Export data from a review set
After you have finished culling your data in a review set to the content that is most relevant, you can download or export content for presentation or external review. This is the Export data phase of the EDRM workflow.
Download documents from a review set
In some cases, you may just need to download a few documents from a case for a specific deposition. The Download option is the quickest way to export a small set of data while preserving the native file names. It leverages a browser's data transfer features so a browser prompt will appear once a download is ready. Files downloaded using this method will be zipped into a container file and will be item level files. This means that if you select an attachment, you will automatically receive the email with the attachment included. Similarly, if you select an Excel spreadsheet that was embedded in a word document, you will receive the word document with the Excel spreadsheet embedded. Downloaded items will preserve the last modified date which can be viewed as a file property.
To download content from a review set, start by selecting the files you want to download then click Download under the Action menu.

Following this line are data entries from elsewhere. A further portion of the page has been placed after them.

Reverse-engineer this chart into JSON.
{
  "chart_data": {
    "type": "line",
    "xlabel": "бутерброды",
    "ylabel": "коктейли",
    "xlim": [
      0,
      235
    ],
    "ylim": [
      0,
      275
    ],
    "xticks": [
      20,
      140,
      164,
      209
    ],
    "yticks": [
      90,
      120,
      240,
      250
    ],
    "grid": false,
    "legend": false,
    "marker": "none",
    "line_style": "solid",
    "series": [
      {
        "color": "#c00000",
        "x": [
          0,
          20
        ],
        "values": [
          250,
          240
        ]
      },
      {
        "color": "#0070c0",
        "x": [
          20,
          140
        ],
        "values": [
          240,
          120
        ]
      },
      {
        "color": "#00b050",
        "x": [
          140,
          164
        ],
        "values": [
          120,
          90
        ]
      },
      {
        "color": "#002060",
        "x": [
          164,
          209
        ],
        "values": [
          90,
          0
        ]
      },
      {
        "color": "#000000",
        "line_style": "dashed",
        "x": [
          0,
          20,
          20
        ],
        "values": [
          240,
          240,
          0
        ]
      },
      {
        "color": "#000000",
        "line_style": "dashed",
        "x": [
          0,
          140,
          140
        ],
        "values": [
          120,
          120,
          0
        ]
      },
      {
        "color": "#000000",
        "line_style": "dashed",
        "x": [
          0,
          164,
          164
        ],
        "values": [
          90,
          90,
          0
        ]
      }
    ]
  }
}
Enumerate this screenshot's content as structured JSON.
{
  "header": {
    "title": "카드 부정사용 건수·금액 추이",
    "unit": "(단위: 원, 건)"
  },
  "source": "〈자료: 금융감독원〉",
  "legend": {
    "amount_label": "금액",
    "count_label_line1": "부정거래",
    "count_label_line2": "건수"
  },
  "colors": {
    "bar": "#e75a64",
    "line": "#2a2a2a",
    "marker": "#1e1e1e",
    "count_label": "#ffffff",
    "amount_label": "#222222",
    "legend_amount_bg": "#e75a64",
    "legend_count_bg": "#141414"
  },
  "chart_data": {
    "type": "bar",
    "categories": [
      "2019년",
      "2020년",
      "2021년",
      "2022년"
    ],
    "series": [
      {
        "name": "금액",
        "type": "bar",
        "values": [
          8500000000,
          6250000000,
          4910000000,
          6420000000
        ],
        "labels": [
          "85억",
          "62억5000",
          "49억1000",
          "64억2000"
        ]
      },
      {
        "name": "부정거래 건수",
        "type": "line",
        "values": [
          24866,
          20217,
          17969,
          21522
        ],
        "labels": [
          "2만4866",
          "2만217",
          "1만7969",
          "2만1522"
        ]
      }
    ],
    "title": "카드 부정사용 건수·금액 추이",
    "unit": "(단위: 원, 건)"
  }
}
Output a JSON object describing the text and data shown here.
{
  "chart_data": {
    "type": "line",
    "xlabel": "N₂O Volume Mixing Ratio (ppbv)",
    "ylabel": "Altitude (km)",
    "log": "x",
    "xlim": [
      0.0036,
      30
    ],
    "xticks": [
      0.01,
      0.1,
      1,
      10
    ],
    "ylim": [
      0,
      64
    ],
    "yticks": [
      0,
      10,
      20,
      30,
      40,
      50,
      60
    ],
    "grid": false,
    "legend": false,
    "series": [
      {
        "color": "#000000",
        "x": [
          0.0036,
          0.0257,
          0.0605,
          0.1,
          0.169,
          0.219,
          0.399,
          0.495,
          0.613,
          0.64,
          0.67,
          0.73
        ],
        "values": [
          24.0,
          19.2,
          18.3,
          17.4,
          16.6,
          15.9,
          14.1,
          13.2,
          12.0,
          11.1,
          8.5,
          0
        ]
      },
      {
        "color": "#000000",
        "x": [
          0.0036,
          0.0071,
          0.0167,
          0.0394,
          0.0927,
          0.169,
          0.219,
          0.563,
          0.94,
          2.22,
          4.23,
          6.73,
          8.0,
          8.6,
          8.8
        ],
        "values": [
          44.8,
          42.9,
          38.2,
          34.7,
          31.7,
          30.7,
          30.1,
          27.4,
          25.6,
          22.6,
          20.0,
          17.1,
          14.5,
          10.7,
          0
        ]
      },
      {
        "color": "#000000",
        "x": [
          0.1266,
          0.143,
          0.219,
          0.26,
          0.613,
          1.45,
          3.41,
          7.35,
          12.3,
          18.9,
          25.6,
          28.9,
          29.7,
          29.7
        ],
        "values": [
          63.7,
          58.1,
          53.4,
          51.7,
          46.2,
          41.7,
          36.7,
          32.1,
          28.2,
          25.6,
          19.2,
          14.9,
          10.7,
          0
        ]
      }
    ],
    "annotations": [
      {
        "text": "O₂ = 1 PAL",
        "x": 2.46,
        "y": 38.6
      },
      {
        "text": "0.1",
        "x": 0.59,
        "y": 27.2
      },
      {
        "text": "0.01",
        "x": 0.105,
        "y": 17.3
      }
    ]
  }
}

Export documents from a review set
For bigger volumes, you can use the Export option. Export lets you customize the content that is included in the download package. This includes exporting file metadata, native files, text files, and redacted documents that have been saved to a PDF file. After the exported data is uploaded to an Azure Storage location, you can download it to a local computer.
To export content from a review set, start by selecting the files you want to download then click Export under the Action menu.
Download export jobs using Azure Storage Explorer
When you export documents from a review set in an Advanced eDiscovery case, you have the ability to either upload the documents to a Microsoft-provided Azure Storage location, or to an Azure Storage location managed by your organization.
A configuration page provides you with the following options for how to export the content, enabling you to choose the settings that make the most sense in the context of your investigation:
- Metadata file. This can be considered your "load file" that contains metadata associated with the files you export. For a list of exported fields available in the metadata file, see Document metadata fields in Advanced eDiscovery. This file can typically be ingested by third-party tools.
- Tag data. This content would be added as fields in the metadata file. It contains all the tag information applied in review sets.
- Text files. Text files can be generated for each file exported from a review set. Often, these files are required by service partners as part of ingesting data into third-party tools.
- Redacted files. If redacted PDF files are generated during review, these files are available during export. You can decide whether to export native files only or to replace the native files that required redaction with the PDF files that contain the actual redactions.
- Export location. Exported content is delivered to either a Microsoft provided Azure Storage location or a customer's storage location.
Before you can export content, you need to install the Azure Storage Explorer tool. Azure Storage Explorer is used to connect to the Azure storage container to browse and download the exported documents.
To export content:
Select the files you want to export from the review set, then click Export under the Action menu. It may take several minutes or longer before the content is ready. You can check the status on the Jobs page.
Select your settings on the Export options configuration page, then click Export. In this example, the Microsoft-provided storage container is selected.
A message appears to inform you that a job has been created and that you can track its status on the Jobs tab.
When the documents have been successfully uploaded to the Azure storage container, the Jobs tab will display the Status of the job as Successful along with the time stamp for when the job completed.
The next step is to obtain the shared access signature (SAS) URI that is generated when you created the export job. On the Exports tab, click the export job that you want to download. On the flyout page, under Locations, copy the SAS URI that is displayed to the clipboard, then click Close.
Open the Azure Storage Explorer tool that you installed in Step 1, then select Use a shared access signature (SAS) URI. Click Next.
On the Attach with SAS URI page, click in the URI box, and then paste the SAS URI that you copied in Step 4. Notice that a portion of the SAS URI is displayed in the Display name box. This will be used as the display name of the container that is created under the Storage accounts after you connect to the storage location. This name consists of the ID of the Advanced eDiscovery case is from and a unique identifier. You can keep the default display name or change it. If you change it, the display name must be unique.
Click Next to display the Connection summary page.
On the Connection summary page, review the connection information, then click Connect.
The Blob containers node (under Storage Accounts > Attached Containers) is opened to a container with the display name from step 7. This container contains a folder for each export job that you have created. The folders are named with an ID that corresponds to the ID of the export job.
Double-click the export job folder to open it and display the list of folders and export reports.
To export all contents in the export, select the export folder, and then click Download.
Instead of downloading the entire export job, you can select specific items to download. And instead of downloading items, you can double-click an item to view it.
Specify the location where you want to download the exported files, and then click Select folder. The Azure Storage Explorer starts the export process and a message is displayed when the download is finished.
When content is exported from a review set, the content is organized in the following structure.
Root folder – Download ID
- Extracted_text_files = contains all of the extracted text files generated at processing.
- Input_or native_files = contains all native files
- Export_load_file.csv = metadata file
- Summary.txt = a summary file with export statistics
- Error_files = contains any error files included in the export
- ExtractionError – a csv that contains any available metadata of files that were not properly extracted from parent files
- ProcessingError – content with processing errors. This content is item level meaning if an attachment experienced a processing error, the email that contains the attachment will be included in this folder.